The whole system of bailouts, be it in Greece or in the US, was never anything else than a transfer of public money to private interests, with the express aim of making good on the lost wagers of that private sector. With impunity, no less.

And no, the losses have not disappeared. Nor have they been written down. They have instead been transferred to fester in dark vaults, hidden behind swaps and other derivatives, and on central bank balance sheets. But that won’t last either.

The Automatic Earth has warned of the imminent deleveraging and deflation for years, and now everyone is talking about deflation. No worries, guys. As you were. But do please try and understand how this works.

There’s all these losses, with no-one prepared to write down any of them (see Germany vs Greece), and the elites behind the banks unwilling to absorb any -the elites instead insist on getting richer even in a depression-. There is only one outcome left then: that you and me will have to become much poorer. They are our losses now.

The only way the rich can keep getting richer is if the rest of us keep getting poorer. Economic growth is a thing of the past. Deleveraging has started for real. Huge amounts of zombified ‘money’ are disappearing as we speak.

That leaves the world with a lot less wealth. And still the rich seek to get richer, and they are in charge. The math is simple. As Greece shows us, the rich have no qualms about throwing an entire society off the cliff.

A large part of what is now considered wealth is made up of QE and related and inflated stocks, bonds and real estate prices, all of which is zombie wealth. Which can disappear overnight.

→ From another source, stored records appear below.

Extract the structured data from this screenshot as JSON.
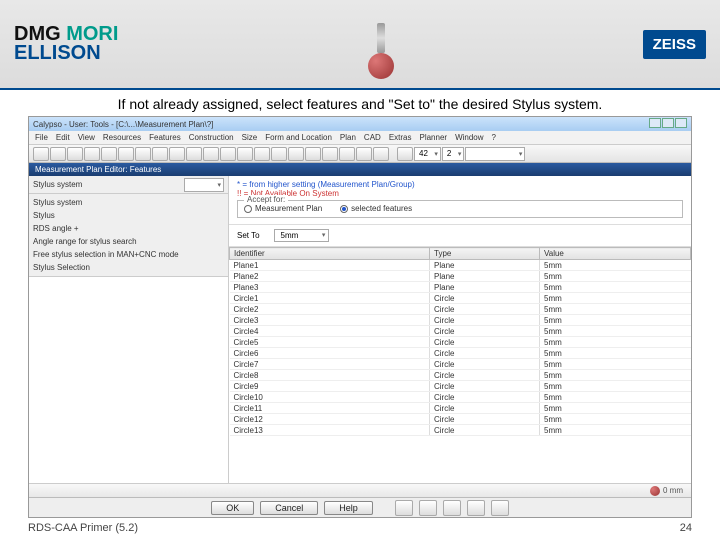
{
  "branding": {
    "line1a": "DMG ",
    "line1b": "MORI",
    "line2": "ELLISON",
    "right": "ZEISS"
  },
  "caption": "If not already assigned, select features and \"Set to\" the desired Stylus system.",
  "window": {
    "title": "Calypso - User: Tools - [C:\\...\\Measurement Plan\\?]"
  },
  "menu": [
    "File",
    "Edit",
    "View",
    "Resources",
    "Features",
    "Construction",
    "Size",
    "Form and Location",
    "Plan",
    "CAD",
    "Extras",
    "Planner",
    "Window",
    "?"
  ],
  "toolbar": {
    "combo1": "42",
    "combo2": "2"
  },
  "panel": {
    "title": "Measurement Plan Editor: Features"
  },
  "props": {
    "system_label": "Stylus system",
    "rows": [
      "Stylus system",
      "Stylus",
      "RDS angle +",
      "Angle range for stylus search",
      "Free stylus selection in MAN+CNC mode",
      "Stylus Selection"
    ]
  },
  "hints": {
    "blue": "* = from higher setting (Measurement Plan/Group)",
    "red": "!! = Not Available On System",
    "accept_legend": "Accept for:",
    "radio_plan": "Measurement Plan",
    "radio_sel": "selected features"
  },
  "setto": {
    "label": "Set To",
    "value": "5mm"
  },
  "columns": [
    "Identifier",
    "Type",
    "Value"
  ],
  "rows": [
    {
      "id": "Plane1",
      "type": "Plane",
      "val": "5mm"
    },
    {
      "id": "Plane2",
      "type": "Plane",
      "val": "5mm"
    },
    {
      "id": "Plane3",
      "type": "Plane",
      "val": "5mm"
    },
    {
      "id": "Circle1",
      "type": "Circle",
      "val": "5mm"
    },
    {
      "id": "Circle2",
      "type": "Circle",
      "val": "5mm"
    },
    {
      "id": "Circle3",
      "type": "Circle",
      "val": "5mm"
    },
    {
      "id": "Circle4",
      "type": "Circle",
      "val": "5mm"
    },
    {
      "id": "Circle5",
      "type": "Circle",
      "val": "5mm"
    },
    {
      "id": "Circle6",
      "type": "Circle",
      "val": "5mm"
    },
    {
      "id": "Circle7",
      "type": "Circle",
      "val": "5mm"
    },
    {
      "id": "Circle8",
      "type": "Circle",
      "val": "5mm"
    },
    {
      "id": "Circle9",
      "type": "Circle",
      "val": "5mm"
    },
    {
      "id": "Circle10",
      "type": "Circle",
      "val": "5mm"
    },
    {
      "id": "Circle11",
      "type": "Circle",
      "val": "5mm"
    },
    {
      "id": "Circle12",
      "type": "Circle",
      "val": "5mm"
    },
    {
      "id": "Circle13",
      "type": "Circle",
      "val": "5mm"
    }
  ],
  "status": {
    "right": "0 mm"
  },
  "dialog": {
    "ok": "OK",
    "cancel": "Cancel",
    "help": "Help"
  },
  "footer": {
    "left": "RDS-CAA Primer (5.2)",
    "right": "24"
  }
}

And if it can, it will.

China stocks and “real” estate and local government debt to shadow banks, emerging markets, commodity currencies (Australia, New Zealand, Canada etc.), if you overlook that whole panorama it’s hard to see how you could possibly think there’ll be some kind of recovery.

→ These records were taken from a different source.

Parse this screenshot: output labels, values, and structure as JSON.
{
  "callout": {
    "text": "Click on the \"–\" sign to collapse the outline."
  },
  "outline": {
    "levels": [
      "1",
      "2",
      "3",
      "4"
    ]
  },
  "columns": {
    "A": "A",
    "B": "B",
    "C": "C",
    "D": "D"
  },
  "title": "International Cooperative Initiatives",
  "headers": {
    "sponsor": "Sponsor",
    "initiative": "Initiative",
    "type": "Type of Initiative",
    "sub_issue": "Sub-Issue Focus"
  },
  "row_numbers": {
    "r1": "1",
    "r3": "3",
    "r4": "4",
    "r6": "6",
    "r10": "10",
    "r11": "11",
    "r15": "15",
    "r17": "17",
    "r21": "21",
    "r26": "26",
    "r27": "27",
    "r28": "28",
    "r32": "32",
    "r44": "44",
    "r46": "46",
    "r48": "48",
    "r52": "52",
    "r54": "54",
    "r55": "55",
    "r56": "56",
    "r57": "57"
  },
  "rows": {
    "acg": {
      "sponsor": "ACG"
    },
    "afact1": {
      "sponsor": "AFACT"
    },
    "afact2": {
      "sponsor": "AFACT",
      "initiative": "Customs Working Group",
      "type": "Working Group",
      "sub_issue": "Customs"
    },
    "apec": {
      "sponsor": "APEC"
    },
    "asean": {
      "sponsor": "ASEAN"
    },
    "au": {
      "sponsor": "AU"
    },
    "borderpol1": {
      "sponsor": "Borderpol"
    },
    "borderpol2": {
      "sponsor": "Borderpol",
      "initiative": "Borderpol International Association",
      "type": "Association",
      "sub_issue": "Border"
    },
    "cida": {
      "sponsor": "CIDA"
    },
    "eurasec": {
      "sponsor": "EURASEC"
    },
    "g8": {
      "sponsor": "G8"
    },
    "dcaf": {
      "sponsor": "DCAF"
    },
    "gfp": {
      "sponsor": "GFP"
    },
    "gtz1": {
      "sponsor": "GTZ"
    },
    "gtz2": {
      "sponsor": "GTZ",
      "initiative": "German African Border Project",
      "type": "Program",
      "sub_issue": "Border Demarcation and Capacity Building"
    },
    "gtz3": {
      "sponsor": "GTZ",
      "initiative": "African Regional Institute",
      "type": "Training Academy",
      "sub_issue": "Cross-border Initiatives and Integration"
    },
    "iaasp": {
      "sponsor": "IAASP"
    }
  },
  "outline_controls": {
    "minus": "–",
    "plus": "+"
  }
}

Where should it come from? Overall debts are much worse, much higher, now, then they were in 2008. We haven’t had a recovery, we’ve had an “uncovery”. And we’re headed for a discovery.

The entire idea, the phantom ghost, of a functioning market died, if you were willing to look, with the advent of central bank intervention. People who work in finance, obviously and for understandable reasons, have never been willing to take that look. They’re just looking to make more money even if things tumble down the mountain in a handbasket. They call it “opportunity”.

But they haven’t been actual investors in years. They’ve just helped the banking system put you into deeper doodoo. Greece shows us where that leads. And soon, wherever you live will show that to you too.

Deflation is a bitch. Nicole Foss here at the Automatic Earth has used the phrase “multiple claims to underlying real wealth”, for a long time. It’s like playing musical chairs. And you’re not winning. You never had a chance.

The only people who will wind up winning are the rich trying to get richer. The rest of us will soon live like the Greeks, and that’s if we are lucky.

There is no other possibility. “Money” is vanishing fast, and the only way it can even seem to return is if central banks do more QE, but that’s a dead in the water policy. Economic growth across the globe, and certainly in the west, is an illusion.

China was the last place that briefly seemed to have any, and they screwed up just like us, ending up with far too much debt to ever repay.

There is a point when the can gets so big and heavy, no-one can kick it down any road anymore. Not even one that plunges down a mountain. Something to do with gravity.